After earning his MBA in 2011, McCready worked for a year as a management consultant for McKinsey & Company. He left the company in 2013 to cofound Double Time Capital, a solar-focused clean energyfund, with partner Rye Barcott. As of February 2017, "Double Time has financed 36 solar energy projects, which collectively produce roughly 10% of North Carolina's solar power and power around 30,000 homes in the state." At that time, North Carolina was the second ranked state in the United States based on the cumulative amount of solar electric capacity installed. In 2014, McCready founded This Land, an online store for American crafts that highlighted the work of skilled craftspeople from economically depressed areas who otherwise do not have the means to market their products to broad audiences. In 2017, McCready announced that he would be closing the site in order to focus on his campaign for US House of Representatives.

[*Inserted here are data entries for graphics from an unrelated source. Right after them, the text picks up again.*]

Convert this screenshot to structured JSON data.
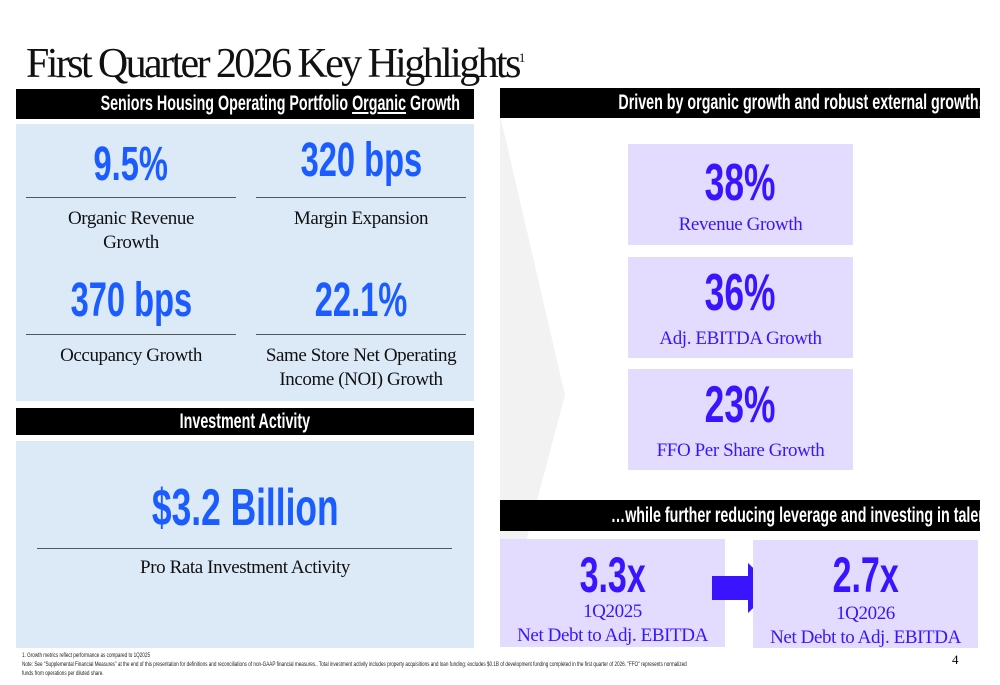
{
  "title": {
    "text": "First Quarter 2026 Key Highlights",
    "superscript": "1"
  },
  "left": {
    "header": {
      "prefix": "Seniors Housing Operating Portfolio ",
      "underlined": "Organic",
      "suffix": " Growth"
    },
    "metrics": [
      {
        "value": "9.5%",
        "label": "Organic Revenue Growth"
      },
      {
        "value": "320 bps",
        "label": "Margin Expansion"
      },
      {
        "value": "370 bps",
        "label": "Occupancy Growth"
      },
      {
        "value": "22.1%",
        "label": "Same Store Net Operating Income (NOI) Growth"
      }
    ],
    "investment_header": "Investment Activity",
    "investment": {
      "value": "$3.2 Billion",
      "label": "Pro Rata Investment Activity"
    }
  },
  "right": {
    "header": "Driven by organic growth and robust external growth, we have achieved…",
    "metrics": [
      {
        "value": "38%",
        "label": "Revenue Growth"
      },
      {
        "value": "36%",
        "label": "Adj. EBITDA Growth"
      },
      {
        "value": "23%",
        "label": "FFO Per Share Growth"
      }
    ],
    "leverage_header": "…while further reducing leverage and investing in talent and systems",
    "leverage": [
      {
        "value": "3.3x",
        "period": "1Q2025",
        "label": "Net Debt to Adj. EBITDA"
      },
      {
        "value": "2.7x",
        "period": "1Q2026",
        "label": "Net Debt to Adj. EBITDA"
      }
    ]
  },
  "footnotes": [
    "1. Growth metrics reflect performance as compared to 1Q2025",
    "Note: See \"Supplemental Financial Measures\" at the end of this presentation for definitions and reconciliations of non-GAAP financial measures.. Total investment activity includes property acquisitions and loan funding; excludes $0.1B of development funding completed in the first quarter of 2026. \"FFO\" represents normalized",
    "funds from operations per diluted share."
  ],
  "page_number": "4",
  "colors": {
    "left_accent": "#1a5cff",
    "left_panel": "#dce9f7",
    "right_accent": "#3b14ff",
    "right_panel": "#e3dcff"
  }
}
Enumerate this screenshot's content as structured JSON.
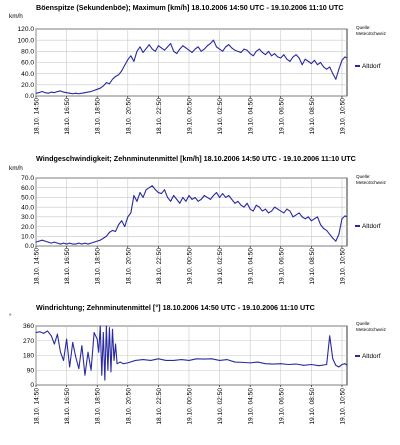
{
  "chart_data": [
    {
      "type": "line",
      "title": "Böenspitze (Sekundenböe); Maximum [km/h] 18.10.2006 14:50 UTC - 19.10.2006 11:10 UTC",
      "ylabel": "km/h",
      "ylim": [
        0,
        120
      ],
      "yticks": [
        "0.0",
        "20.0",
        "40.0",
        "60.0",
        "80.0",
        "100.0",
        "120.0"
      ],
      "xticks": [
        "18.10. 14:50",
        "18.10. 16:50",
        "18.10. 18:50",
        "18.10. 20:50",
        "18.10. 22:50",
        "19.10. 00:50",
        "19.10. 02:50",
        "19.10. 04:50",
        "19.10. 06:50",
        "19.10. 08:50",
        "19.10. 10:50"
      ],
      "xlim_hours": [
        0,
        20.33
      ],
      "grid": true,
      "legend": "right",
      "source_label": "Quelle: MeteoSchweiz",
      "series": [
        {
          "name": "Altdorf",
          "color": "#2a2aa0",
          "x": [
            0,
            0.2,
            0.4,
            0.6,
            0.8,
            1,
            1.2,
            1.4,
            1.6,
            1.8,
            2,
            2.2,
            2.4,
            2.6,
            2.8,
            3,
            3.2,
            3.4,
            3.6,
            3.8,
            4,
            4.2,
            4.4,
            4.6,
            4.8,
            5,
            5.2,
            5.4,
            5.6,
            5.8,
            6,
            6.2,
            6.4,
            6.6,
            6.8,
            7,
            7.2,
            7.4,
            7.6,
            7.8,
            8,
            8.2,
            8.4,
            8.6,
            8.8,
            9,
            9.2,
            9.4,
            9.6,
            9.8,
            10,
            10.2,
            10.4,
            10.6,
            10.8,
            11,
            11.2,
            11.4,
            11.6,
            11.8,
            12,
            12.2,
            12.4,
            12.6,
            12.8,
            13,
            13.2,
            13.4,
            13.6,
            13.8,
            14,
            14.2,
            14.4,
            14.6,
            14.8,
            15,
            15.2,
            15.4,
            15.6,
            15.8,
            16,
            16.2,
            16.4,
            16.6,
            16.8,
            17,
            17.2,
            17.4,
            17.6,
            17.8,
            18,
            18.2,
            18.4,
            18.6,
            18.8,
            19,
            19.2,
            19.4,
            19.6,
            19.8,
            20,
            20.2,
            20.33
          ],
          "y": [
            5,
            6,
            8,
            6,
            5,
            7,
            6,
            8,
            9,
            7,
            6,
            5,
            4,
            5,
            4,
            5,
            6,
            7,
            8,
            10,
            12,
            14,
            18,
            24,
            22,
            30,
            35,
            38,
            45,
            55,
            65,
            72,
            62,
            80,
            88,
            78,
            85,
            92,
            84,
            80,
            90,
            86,
            82,
            88,
            94,
            80,
            76,
            84,
            90,
            86,
            82,
            78,
            84,
            88,
            80,
            84,
            90,
            94,
            100,
            88,
            84,
            80,
            88,
            92,
            86,
            82,
            80,
            78,
            84,
            82,
            76,
            72,
            80,
            84,
            78,
            74,
            80,
            72,
            76,
            70,
            68,
            74,
            66,
            62,
            70,
            74,
            68,
            56,
            66,
            62,
            58,
            64,
            56,
            60,
            52,
            48,
            52,
            40,
            30,
            48,
            64,
            70,
            68
          ]
        }
      ]
    },
    {
      "type": "line",
      "title": "Windgeschwindigkeit; Zehnminutenmittel [km/h] 18.10.2006 14:50 UTC - 19.10.2006 11:10 UTC",
      "ylabel": "km/h",
      "ylim": [
        0,
        70
      ],
      "yticks": [
        "0.0",
        "10.0",
        "20.0",
        "30.0",
        "40.0",
        "50.0",
        "60.0",
        "70.0"
      ],
      "xticks": [
        "18.10. 14:50",
        "18.10. 16:50",
        "18.10. 18:50",
        "18.10. 20:50",
        "18.10. 22:50",
        "19.10. 00:50",
        "19.10. 02:50",
        "19.10. 04:50",
        "19.10. 06:50",
        "19.10. 08:50",
        "19.10. 10:50"
      ],
      "xlim_hours": [
        0,
        20.33
      ],
      "grid": true,
      "legend": "right",
      "source_label": "Quelle: MeteoSchweiz",
      "series": [
        {
          "name": "Altdorf",
          "color": "#2a2aa0",
          "x": [
            0,
            0.2,
            0.4,
            0.6,
            0.8,
            1,
            1.2,
            1.4,
            1.6,
            1.8,
            2,
            2.2,
            2.4,
            2.6,
            2.8,
            3,
            3.2,
            3.4,
            3.6,
            3.8,
            4,
            4.2,
            4.4,
            4.6,
            4.8,
            5,
            5.2,
            5.4,
            5.6,
            5.8,
            6,
            6.2,
            6.4,
            6.6,
            6.8,
            7,
            7.2,
            7.4,
            7.6,
            7.8,
            8,
            8.2,
            8.4,
            8.6,
            8.8,
            9,
            9.2,
            9.4,
            9.6,
            9.8,
            10,
            10.2,
            10.4,
            10.6,
            10.8,
            11,
            11.2,
            11.4,
            11.6,
            11.8,
            12,
            12.2,
            12.4,
            12.6,
            12.8,
            13,
            13.2,
            13.4,
            13.6,
            13.8,
            14,
            14.2,
            14.4,
            14.6,
            14.8,
            15,
            15.2,
            15.4,
            15.6,
            15.8,
            16,
            16.2,
            16.4,
            16.6,
            16.8,
            17,
            17.2,
            17.4,
            17.6,
            17.8,
            18,
            18.2,
            18.4,
            18.6,
            18.8,
            19,
            19.2,
            19.4,
            19.6,
            19.8,
            20,
            20.2,
            20.33
          ],
          "y": [
            4,
            5,
            6,
            5,
            4,
            3,
            4,
            3,
            2,
            3,
            2,
            3,
            2,
            2,
            3,
            2,
            3,
            2,
            3,
            4,
            5,
            6,
            8,
            10,
            14,
            16,
            15,
            22,
            26,
            20,
            30,
            34,
            52,
            46,
            55,
            50,
            58,
            60,
            62,
            58,
            55,
            54,
            58,
            50,
            46,
            52,
            48,
            44,
            50,
            46,
            52,
            48,
            50,
            46,
            48,
            52,
            50,
            48,
            52,
            55,
            50,
            54,
            50,
            52,
            48,
            44,
            46,
            42,
            40,
            44,
            38,
            36,
            42,
            40,
            36,
            38,
            34,
            36,
            40,
            38,
            36,
            34,
            38,
            36,
            30,
            32,
            34,
            30,
            28,
            30,
            26,
            28,
            30,
            22,
            18,
            16,
            12,
            8,
            5,
            12,
            28,
            31,
            30
          ]
        }
      ]
    },
    {
      "type": "line",
      "title": "Windrichtung; Zehnminutenmittel [°] 18.10.2006 14:50 UTC - 19.10.2006 11:10 UTC",
      "ylabel": "°",
      "ylim": [
        0,
        360
      ],
      "yticks": [
        "0",
        "90",
        "180",
        "270",
        "360"
      ],
      "xticks": [
        "18.10. 14:50",
        "18.10. 16:50",
        "18.10. 18:50",
        "18.10. 20:50",
        "18.10. 22:50",
        "19.10. 00:50",
        "19.10. 02:50",
        "19.10. 04:50",
        "19.10. 06:50",
        "19.10. 08:50",
        "19.10. 10:50"
      ],
      "xlim_hours": [
        0,
        20.33
      ],
      "grid": true,
      "legend": "right",
      "source_label": "Quelle: MeteoSchweiz",
      "series": [
        {
          "name": "Altdorf",
          "color": "#2a2aa0",
          "x": [
            0,
            0.25,
            0.5,
            0.75,
            1,
            1.2,
            1.4,
            1.6,
            1.8,
            2,
            2.2,
            2.4,
            2.6,
            2.8,
            3,
            3.2,
            3.4,
            3.6,
            3.8,
            4,
            4.1,
            4.2,
            4.3,
            4.4,
            4.5,
            4.6,
            4.7,
            4.8,
            4.9,
            5,
            5.1,
            5.2,
            5.3,
            5.5,
            5.7,
            6,
            6.5,
            7,
            7.5,
            8,
            8.5,
            9,
            9.5,
            10,
            10.5,
            11,
            11.5,
            12,
            12.5,
            13,
            13.5,
            14,
            14.5,
            15,
            15.5,
            16,
            16.5,
            17,
            17.5,
            18,
            18.5,
            19,
            19.2,
            19.4,
            19.6,
            19.8,
            20,
            20.2,
            20.33
          ],
          "y": [
            320,
            325,
            315,
            330,
            300,
            250,
            310,
            200,
            150,
            280,
            110,
            260,
            170,
            100,
            240,
            60,
            200,
            90,
            320,
            280,
            200,
            360,
            60,
            320,
            30,
            360,
            90,
            350,
            80,
            340,
            150,
            250,
            130,
            140,
            130,
            135,
            150,
            155,
            150,
            160,
            150,
            150,
            155,
            150,
            160,
            158,
            160,
            150,
            155,
            140,
            138,
            135,
            140,
            130,
            128,
            130,
            125,
            128,
            120,
            125,
            118,
            125,
            300,
            160,
            120,
            110,
            125,
            130,
            120
          ]
        }
      ]
    }
  ]
}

In May 2017, McCready announced his candidacy for the United States House of Representatives in. On May 8, 2018, McCready easily won the Democratic Party primary election while former pastor Mark Harris unseated incumbent representative Robert Pittenger in the Republican primary. The New York Times described the race between Harris and McCready as a "top-tier contest". A CBS News story called the race "one of the most competitive". On election day, unofficial vote tallies showed Harris defeating McCready by 905 votes, but on November 27, 2018, the North Carolina State Board of Elections and Ethics Reform declined to certify the election results, citing voting irregularities involving absentee ballots in the eastern part of the district. The irregularities became the subject of a criminal investigation into an alleged ballot harvesting scheme to elect the Republican Harris. It was orchestrated by Republican political operative McCrae Dowless in Bladen and Robeson Counties. The Associated Press subsequently retracted calling the race, pending the ultimate decision of the state board of elections. On November 30, the election board of the district decided to hear evidence about "claims of numerous irregularities and concerted fraudulent activities" at a meeting to be held by December 21, which was subsequently delayed to January 10, 2019, after the new Congress was scheduled to be seated. McCready withdrew his earlier submitted concession on December 6. In February 2019, the bipartisan election board unanimously determined they would not certify the results because of ballot fraud by Republican operatives. They called for a special election to be held. The state legislature passed a law requiring new party primaries.
2019 U.S. House of Representatives special election
The election board called a special election to be held for this congressional seat. A newly passed law by the North Carolina General Assembly requires such a do-over to include the holding of new preceding primaries for the parties. McCready filed to run in the special election. McCready's major party opposition was Republican State Senator Dan Bishop. The election was held on September 10. During the election, President Donald Trump claimed that McCready "wants to take away your guns", "raise your taxes", "likes open borders", and "really admires socialism." CNN described Trump's claims as comprehensively inaccurate, as McCready advocates for tax cuts for the middle class, does not advocate for taking guns away and supports physical barriers on the border. On September 10, 2019, Bishop won the 2019 special election to Congress with 50.7% of the vote to McCready's 48.7%.
Personal life
Dan is the husband of Laura Thornhill McCready, a children's attorney. They met while students at Duke on a backpacking trip. They have four children.